For more apple recipes, see also baked French toast with apples and granola and apple crisp.
Prep Time: 15 minutes
Cook Time: 55 minutes
Total Time: 1 hour, 10 minutes
Yield: 12 servings
Ingredients:
- 1-1/2 cups all-purpose flour
- 1/2 cup whole wheat flour
- 1/2 cup firmly-packed brown sugar
- 3 T. tasted wheat germ
- 2 tsp. baking powder
- 1 tsp. ground cinnamon
- 1/2 tsp. salt
- 1/2 tsp. baking soda
- 1/2 tsp ground nutmeg
- 2 eggs, slightly beaten
- 1 egg white
- 1/2 cup apple cider or unsweetened apple juice
- 1/4 cup plain yogurt
- 1/4 cup Grapeseed oil, such as Watkins
- 1 tsp. double-strength Vanilla, such as Watkins
- 1 cup shredded peeled tart apple
- 1/3 cup golden raisins
- 1 tsp. orange peel
Preparation:
- Preheat the oven to 350 degrees F.
- In a large bowl, combine the first nine ingredients.

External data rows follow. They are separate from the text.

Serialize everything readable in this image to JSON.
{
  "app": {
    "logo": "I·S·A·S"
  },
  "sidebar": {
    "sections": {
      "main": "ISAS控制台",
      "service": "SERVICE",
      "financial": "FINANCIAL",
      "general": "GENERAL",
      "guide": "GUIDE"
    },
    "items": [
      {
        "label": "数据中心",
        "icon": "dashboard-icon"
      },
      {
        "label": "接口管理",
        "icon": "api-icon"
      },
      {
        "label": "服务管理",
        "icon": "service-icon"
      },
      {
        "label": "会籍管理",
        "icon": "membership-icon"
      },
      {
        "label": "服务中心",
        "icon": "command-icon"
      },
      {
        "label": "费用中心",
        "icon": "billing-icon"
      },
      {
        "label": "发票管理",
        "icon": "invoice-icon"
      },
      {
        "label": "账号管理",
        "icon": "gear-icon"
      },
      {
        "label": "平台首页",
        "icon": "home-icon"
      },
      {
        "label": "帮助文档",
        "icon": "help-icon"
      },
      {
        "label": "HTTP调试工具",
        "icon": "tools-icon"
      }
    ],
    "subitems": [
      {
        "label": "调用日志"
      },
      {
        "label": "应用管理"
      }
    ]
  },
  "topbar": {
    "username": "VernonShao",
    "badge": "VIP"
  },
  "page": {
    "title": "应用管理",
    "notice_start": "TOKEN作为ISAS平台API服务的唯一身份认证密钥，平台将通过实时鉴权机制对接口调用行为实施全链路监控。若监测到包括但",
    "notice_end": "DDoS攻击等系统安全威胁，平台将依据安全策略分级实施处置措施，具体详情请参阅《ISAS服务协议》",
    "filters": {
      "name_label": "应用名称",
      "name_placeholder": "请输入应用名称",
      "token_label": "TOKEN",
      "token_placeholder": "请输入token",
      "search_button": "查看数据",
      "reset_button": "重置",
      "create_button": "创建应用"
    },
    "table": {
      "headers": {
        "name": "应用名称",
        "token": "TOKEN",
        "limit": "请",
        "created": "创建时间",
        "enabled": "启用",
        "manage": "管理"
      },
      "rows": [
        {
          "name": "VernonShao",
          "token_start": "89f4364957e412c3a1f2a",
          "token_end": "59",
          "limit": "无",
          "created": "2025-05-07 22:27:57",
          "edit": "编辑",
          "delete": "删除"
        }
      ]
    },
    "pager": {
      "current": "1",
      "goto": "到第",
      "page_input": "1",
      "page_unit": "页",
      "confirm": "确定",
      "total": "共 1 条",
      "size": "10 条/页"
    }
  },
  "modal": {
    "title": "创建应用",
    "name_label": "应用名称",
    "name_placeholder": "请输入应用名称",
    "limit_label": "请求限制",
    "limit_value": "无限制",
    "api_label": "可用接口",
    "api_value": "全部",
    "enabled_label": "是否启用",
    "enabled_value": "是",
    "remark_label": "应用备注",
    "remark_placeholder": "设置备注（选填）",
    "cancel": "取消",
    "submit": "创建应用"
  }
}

- In a small bowl, combine the eggs, egg white, cider, yogurt, oil and vanilla. Stir into the dry ingredients just until moistened. Fold in the apple, raisins and orange peel.
- Transfer to a greased 9 x 5 x 3 inch loaf pan. Bake for 50 to 55 minutes or until a toothpick inserted near the center comes out clean. Cool for 10 minutes before removing from pan to a wire rack.